Levine climbed her first mountain, Mount Kilimanjaro, in 1998 at age 35. In August 2001 she was asked to serve as the team captain of the first American Women's Everest Expedition, which was slated to go to the mountain in the spring of 2002. She secured funding for this expedition from the Ford Motor Company. Her team turned back a few hundred feet short of Everest's summit in May 2002.

Levine finally reached the summit of Mount Everest on May 24, 2010.

After 12 years of mountaineering and polar expeditions, she completed the Adventure Grand Slam by climbing the highest peak on each continent and skiing to both the North and South Poles.

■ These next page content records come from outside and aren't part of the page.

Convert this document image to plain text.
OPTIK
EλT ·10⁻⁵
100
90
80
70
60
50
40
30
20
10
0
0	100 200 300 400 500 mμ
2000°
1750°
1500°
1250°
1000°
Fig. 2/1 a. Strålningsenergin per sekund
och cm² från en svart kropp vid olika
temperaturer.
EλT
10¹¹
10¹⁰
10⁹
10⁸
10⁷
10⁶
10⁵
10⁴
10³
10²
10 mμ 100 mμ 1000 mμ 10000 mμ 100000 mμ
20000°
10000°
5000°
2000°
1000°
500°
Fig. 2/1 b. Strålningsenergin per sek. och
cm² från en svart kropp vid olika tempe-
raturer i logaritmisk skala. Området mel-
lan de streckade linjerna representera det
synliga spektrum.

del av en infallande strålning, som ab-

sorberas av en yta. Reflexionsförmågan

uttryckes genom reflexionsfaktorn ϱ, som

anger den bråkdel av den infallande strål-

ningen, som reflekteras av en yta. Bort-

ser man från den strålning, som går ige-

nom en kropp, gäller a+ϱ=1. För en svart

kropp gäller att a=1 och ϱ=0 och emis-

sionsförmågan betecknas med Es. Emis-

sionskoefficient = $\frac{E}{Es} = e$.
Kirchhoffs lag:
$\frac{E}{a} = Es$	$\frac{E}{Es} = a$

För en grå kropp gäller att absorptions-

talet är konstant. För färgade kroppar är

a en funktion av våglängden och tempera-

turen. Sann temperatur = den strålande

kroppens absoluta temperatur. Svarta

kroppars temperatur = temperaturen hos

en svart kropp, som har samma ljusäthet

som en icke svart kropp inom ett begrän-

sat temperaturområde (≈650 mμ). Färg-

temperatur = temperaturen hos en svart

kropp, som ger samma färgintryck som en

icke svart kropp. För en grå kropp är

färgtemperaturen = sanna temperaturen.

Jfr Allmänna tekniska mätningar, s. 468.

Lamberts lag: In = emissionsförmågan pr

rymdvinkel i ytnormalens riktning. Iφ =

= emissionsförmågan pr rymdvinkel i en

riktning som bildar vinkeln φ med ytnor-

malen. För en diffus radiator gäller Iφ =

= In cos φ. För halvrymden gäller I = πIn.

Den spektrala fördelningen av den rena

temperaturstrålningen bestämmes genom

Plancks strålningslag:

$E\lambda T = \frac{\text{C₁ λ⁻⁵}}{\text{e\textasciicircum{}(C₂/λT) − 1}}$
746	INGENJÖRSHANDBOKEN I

===Seven summits and polar expeditions===
- Kilimanjaro (1998)
- Elbrus (1998)
- Aconcagua (two summits—1999 and 2004)
- Carstensz Pyramid (1999)
- Denali (2000)
- Vinson Massif (2001)
- Everest (2002; went as high as 28,750' with the 1st American Women's Everest Expedition)
- North Pole (2004)
- South Pole (2008; 1st American to traverse to the South Pole via the 600-mile Messner Route)
- Everest (2010; in honor of friend Meg Berté Owen)

===First ascents===
- Hall Peak in Antarctica (2,190m/7185 ft) – January 6, 2016, via the south face/southeast ridge
- Khang Karpo in Nepal (6646m/21804 ft) – November 10, 2016

==Post-climbing career==
Levine is a consultant and motivational speaker. By drawing parallels between staying alive in the mountains and thriving in the business world, Her company, Daredevil Strategies, addresses leadership development and dealing with changing environments. She was a board member and a featured speaker at Duke University's Coach K Leadership Conference. In September 2010, CNBC aired "Meeting of the Minds: The Future of Leadership," which featured Levine alongside other leaders including General Wesley K. Clark, Henry Paulson, and Chesley B. "Sully" Sullenberger III. In January 2011, Levine spoke at the World Economic Forum in Davos-Klosters, Switzerland.

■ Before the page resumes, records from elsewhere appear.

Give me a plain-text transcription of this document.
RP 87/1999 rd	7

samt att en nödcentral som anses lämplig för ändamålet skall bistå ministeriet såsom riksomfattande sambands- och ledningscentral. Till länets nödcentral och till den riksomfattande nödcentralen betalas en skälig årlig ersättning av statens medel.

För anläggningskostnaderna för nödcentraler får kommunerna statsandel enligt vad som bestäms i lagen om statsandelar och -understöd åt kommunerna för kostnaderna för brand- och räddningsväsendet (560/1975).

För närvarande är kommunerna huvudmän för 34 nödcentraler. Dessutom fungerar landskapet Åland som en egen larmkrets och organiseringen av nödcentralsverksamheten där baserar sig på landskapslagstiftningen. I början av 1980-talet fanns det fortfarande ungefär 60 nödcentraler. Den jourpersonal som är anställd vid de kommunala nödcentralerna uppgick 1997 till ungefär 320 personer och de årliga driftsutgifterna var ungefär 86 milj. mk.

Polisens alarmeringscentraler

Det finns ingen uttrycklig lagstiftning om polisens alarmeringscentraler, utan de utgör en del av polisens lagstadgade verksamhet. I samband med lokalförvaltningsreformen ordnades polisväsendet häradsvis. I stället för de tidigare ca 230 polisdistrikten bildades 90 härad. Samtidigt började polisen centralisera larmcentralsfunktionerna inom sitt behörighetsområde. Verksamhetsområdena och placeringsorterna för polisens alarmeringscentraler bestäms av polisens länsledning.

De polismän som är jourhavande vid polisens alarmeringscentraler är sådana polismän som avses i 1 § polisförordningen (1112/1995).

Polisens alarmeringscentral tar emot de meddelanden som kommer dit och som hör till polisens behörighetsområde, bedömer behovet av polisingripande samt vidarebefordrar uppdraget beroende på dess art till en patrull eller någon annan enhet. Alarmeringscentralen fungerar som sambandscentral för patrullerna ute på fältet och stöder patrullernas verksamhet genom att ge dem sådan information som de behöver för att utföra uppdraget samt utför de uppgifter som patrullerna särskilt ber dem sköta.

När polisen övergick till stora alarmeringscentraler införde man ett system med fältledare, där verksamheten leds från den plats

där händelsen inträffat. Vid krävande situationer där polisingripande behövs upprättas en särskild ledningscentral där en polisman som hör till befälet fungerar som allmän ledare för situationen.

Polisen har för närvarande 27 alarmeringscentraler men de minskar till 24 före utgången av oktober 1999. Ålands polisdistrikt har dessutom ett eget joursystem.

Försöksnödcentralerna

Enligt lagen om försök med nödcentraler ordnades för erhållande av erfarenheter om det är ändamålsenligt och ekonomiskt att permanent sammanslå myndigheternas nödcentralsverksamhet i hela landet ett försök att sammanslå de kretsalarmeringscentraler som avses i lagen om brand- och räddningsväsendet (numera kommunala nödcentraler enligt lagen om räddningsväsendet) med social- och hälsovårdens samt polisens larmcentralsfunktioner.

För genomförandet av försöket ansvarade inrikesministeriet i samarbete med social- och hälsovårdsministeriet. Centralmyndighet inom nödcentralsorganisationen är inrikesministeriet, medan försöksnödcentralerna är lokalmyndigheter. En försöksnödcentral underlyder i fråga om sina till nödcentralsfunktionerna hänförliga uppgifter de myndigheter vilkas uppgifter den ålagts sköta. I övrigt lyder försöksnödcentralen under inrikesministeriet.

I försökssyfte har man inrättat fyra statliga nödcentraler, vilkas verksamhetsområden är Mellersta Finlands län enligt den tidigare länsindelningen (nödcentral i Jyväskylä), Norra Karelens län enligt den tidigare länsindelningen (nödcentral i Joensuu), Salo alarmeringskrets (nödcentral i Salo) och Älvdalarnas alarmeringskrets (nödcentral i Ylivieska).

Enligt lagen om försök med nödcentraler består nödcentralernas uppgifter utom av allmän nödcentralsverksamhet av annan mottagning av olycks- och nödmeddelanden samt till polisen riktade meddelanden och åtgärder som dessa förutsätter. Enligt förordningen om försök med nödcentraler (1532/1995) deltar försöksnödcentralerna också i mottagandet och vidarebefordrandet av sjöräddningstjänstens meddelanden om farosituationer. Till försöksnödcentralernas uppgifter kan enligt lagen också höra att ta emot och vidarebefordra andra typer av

After a climbing trip to the Rwenzori Mountains in 2005, Levine founded a nonprofit organization, the Climb High Foundation, which trains jobless women in western Uganda to work as trekking guides and porters in their local mountains.

Levine's book On the Edge was published by Hachette Book Group and was released in January 2014. The book shares anecdotes from her expeditions and from other extreme environments. On the Edge earned a starred review from Publishers Weekly, and was a New York Times and Wall Street Journal bestseller. It was named Best Business Book of the year in the Management/Leadership Category by 800-CEO-READ.

In late 2015, Levine began working as an executive producer with film director Nancy Svendsen on the documentary The Glass Ceiling, which chronicles the life and climbing career of Pasang Lhamu Sherpa, the first Nepali woman to summit Mount Everest.